Vor 50 Jahren

Vor einer nur halben Reform des Bremer Ortsamtswesens hat der Verband der Bürgervereine gewarnt. Der Verband, der sich gestern mit einer kritischen Stellungnahme in die Diskussion über die von den beiden großen Parteien vorgelegten neuen Ortsamts-Gesetzentwürfe einschaltete, bezeichnete sowohl die Vorschläge der SPD als auch die der CDU „trotz einiger guter Ansätze“ als überwiegend unzureichend. Weder der Entwurf der Sozialdemokraten noch der der Union garantiere, so der Verbandsvorsitzende, Klaus Lehmann-Ehlert, der Bevölkerung in den Stadtteilen Bremens das bei dieser Reform mögliche Höchstmaß an Demokratie. (WESER-KURIER, 9. April 1971)

Hintergrund

Als sich der Verband Bremischer Bürgervereine im Frühjahr 1971 zu Wort meldete, liefen die Beratungen über eine Reform der Kommunalverwaltung bereits seit drei Jahren. Parteiübergreifend war man sich einig, dass das alte Ortsamtsgesetz von 1951 nicht mehr zeitgemäß war. Ein Herzensanliegen der Bürgervereine war die Direktwahl der Beiratsmitglieder. Die wurden damals noch immer auf Vorschlag der Parteien von der Bürgerschaft gewählt.

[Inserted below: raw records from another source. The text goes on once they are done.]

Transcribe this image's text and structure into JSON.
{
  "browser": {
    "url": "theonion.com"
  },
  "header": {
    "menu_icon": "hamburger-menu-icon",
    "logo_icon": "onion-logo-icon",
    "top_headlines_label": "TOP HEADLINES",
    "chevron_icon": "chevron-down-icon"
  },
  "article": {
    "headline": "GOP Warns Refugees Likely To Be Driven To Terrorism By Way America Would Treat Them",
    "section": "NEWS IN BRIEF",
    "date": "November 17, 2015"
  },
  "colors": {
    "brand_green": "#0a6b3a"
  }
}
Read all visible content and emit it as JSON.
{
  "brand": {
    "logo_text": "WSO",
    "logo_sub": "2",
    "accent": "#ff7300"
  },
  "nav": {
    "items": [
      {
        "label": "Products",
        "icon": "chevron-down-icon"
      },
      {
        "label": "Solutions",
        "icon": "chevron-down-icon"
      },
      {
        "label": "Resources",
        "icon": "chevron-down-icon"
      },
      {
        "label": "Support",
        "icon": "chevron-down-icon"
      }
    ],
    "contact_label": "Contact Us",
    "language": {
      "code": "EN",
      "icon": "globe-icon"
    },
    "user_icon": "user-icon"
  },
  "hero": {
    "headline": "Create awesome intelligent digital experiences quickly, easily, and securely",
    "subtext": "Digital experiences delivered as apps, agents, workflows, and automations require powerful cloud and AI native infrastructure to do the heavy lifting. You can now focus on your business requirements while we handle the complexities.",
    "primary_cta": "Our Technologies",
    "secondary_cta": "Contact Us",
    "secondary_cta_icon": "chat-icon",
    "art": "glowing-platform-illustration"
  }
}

Das Wahlvolk hatte mithin keinen Einfluss auf die Zusammensetzung der Beiräte. Aus Sicht der Bürgervereine konnte das nicht so bleiben. „Die Bürger müssen mitbestimmen können, wer sie auf der untersten kommunalen Ebene vertritt“, erklärte mit größter Bestimmtheit Verbandschef Klaus Lehmann-Ehlert, ein erfolgreicher Rechtsanwalt.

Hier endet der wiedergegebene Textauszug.